It’s funny to think that of all the tens of thousands of birds names published over the years, there was a first.
But it’s true. At the very head of the chronological list stands Linnaeus’s Vultur Gryphus, the great Andean Condor, followed by an equally impressive creature, the Harpy Eagle. And then, third on the page and third in the history of the ornithological binomial, comes this bird:
Linnaeus based his description in part on this painting in Eleazar Albin’s Natural History of Birds. Albin had encountered this specimen in the 1720s or early ’30s, “at the George Tavern at Charing-Cross, with the Cassowares,” and he adopted the name given by the bird’s “keepers” there, the Western King of the Vultures, Rex Warwouwerum Occidentalis. George Edwards, too, though he complains about the inaccuracies in Albin’s painting, takes over his predecessor’s name, calling the bird The King of the Vultures in his own work a decade later.
The Archiater cites both men as he names the Vultur in 1758, but he declines to follow either in his choice of epithet for his “new” species. Instead of christening the bird V. rex, Linnaeus (perhaps, if I read Jobling right, inspired by a manuscript note in his copy of Edwards) looked to another form of monarchy and called it Vultur papa, the Pope Vulture.
I don’t think he meant it as a compliment.

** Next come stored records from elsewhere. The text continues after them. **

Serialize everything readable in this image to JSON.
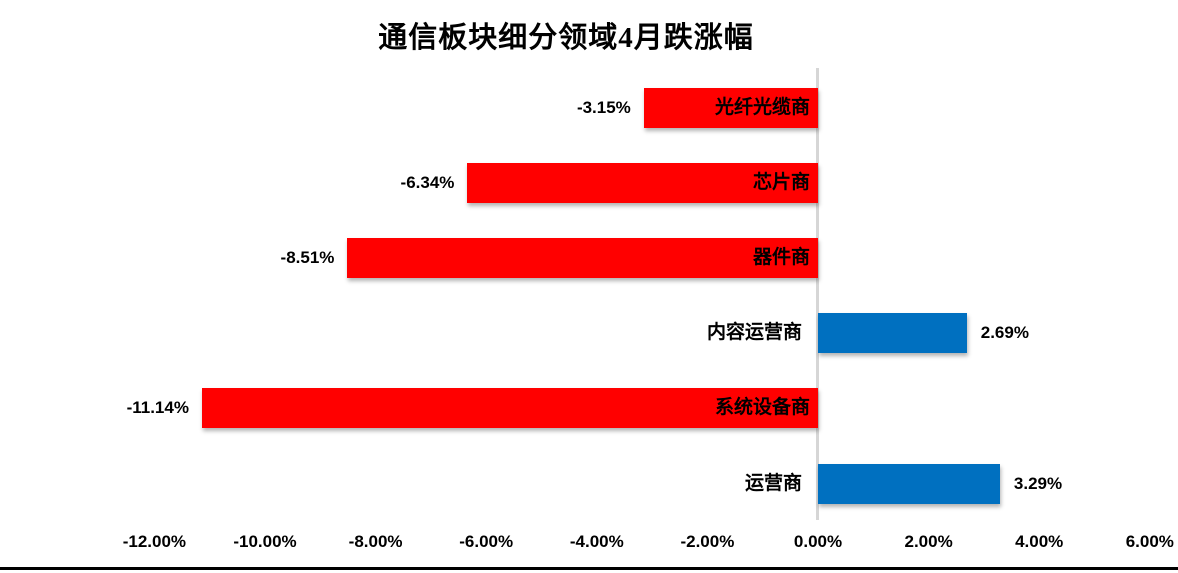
{
  "chart_data": {
    "type": "bar",
    "orientation": "horizontal",
    "title": "通信板块细分领域4月跌涨幅",
    "categories": [
      "光纤光缆商",
      "芯片商",
      "器件商",
      "内容运营商",
      "系统设备商",
      "运营商"
    ],
    "values": [
      -3.15,
      -6.34,
      -8.51,
      2.69,
      -11.14,
      3.29
    ],
    "value_labels": [
      "-3.15%",
      "-6.34%",
      "-8.51%",
      "2.69%",
      "-11.14%",
      "3.29%"
    ],
    "x_tick_values": [
      -12,
      -10,
      -8,
      -6,
      -4,
      -2,
      0,
      2,
      4,
      6
    ],
    "x_tick_labels": [
      "-12.00%",
      "-10.00%",
      "-8.00%",
      "-6.00%",
      "-4.00%",
      "-2.00%",
      "0.00%",
      "2.00%",
      "4.00%",
      "6.00%"
    ],
    "xlim": [
      -12,
      6
    ],
    "grid": "off",
    "legend": "none",
    "colors": {
      "negative_bar": "#FF0000",
      "positive_bar": "#0070C0",
      "axis_line": "#D6D6D6",
      "text": "#000000"
    }
  }
}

The 1758 edition of the Systema marks the beginning of modern taxonomic history, but that same fateful year was also when all of Linnaeus’s published writings were placed on the Index and condemned to be burnt as dangerous and immoral. It’s not clear whether the Vatican’s censors had objected to Linnaeus’s graphic descriptions of the salacious lives of plants or had discovered in the Systema some hint of an attack on the “fixity” of species — but whatever the reason, I’d be surprised if the son of a Lutheran vicar took it well.
There’s no flattery, and maybe much of its opposite, in the way those terse Latin words lie on the page:
The pope (3) is a vulture with nostrils covered by warts and a naked crown and neck.
That end of the bird is further described in unappealingly suggestive terms:
He can draw the head and neck, which look as if they had been skinned, back into the sheath of the lower neck’s downy skin.
Linnaeus’s Pope Vulture — we’ve gone back to calling it the King Vulture in English, but it retains the epithet papa — stands at the head of a long line of clerical birds, cardinals and monklets and nunlets and maybe even prothonotaries, and I’m sure that some of those names, too, are meant to poke fun at their human namesakes — none of them, though, with quite the same ferocity that I think shines through here.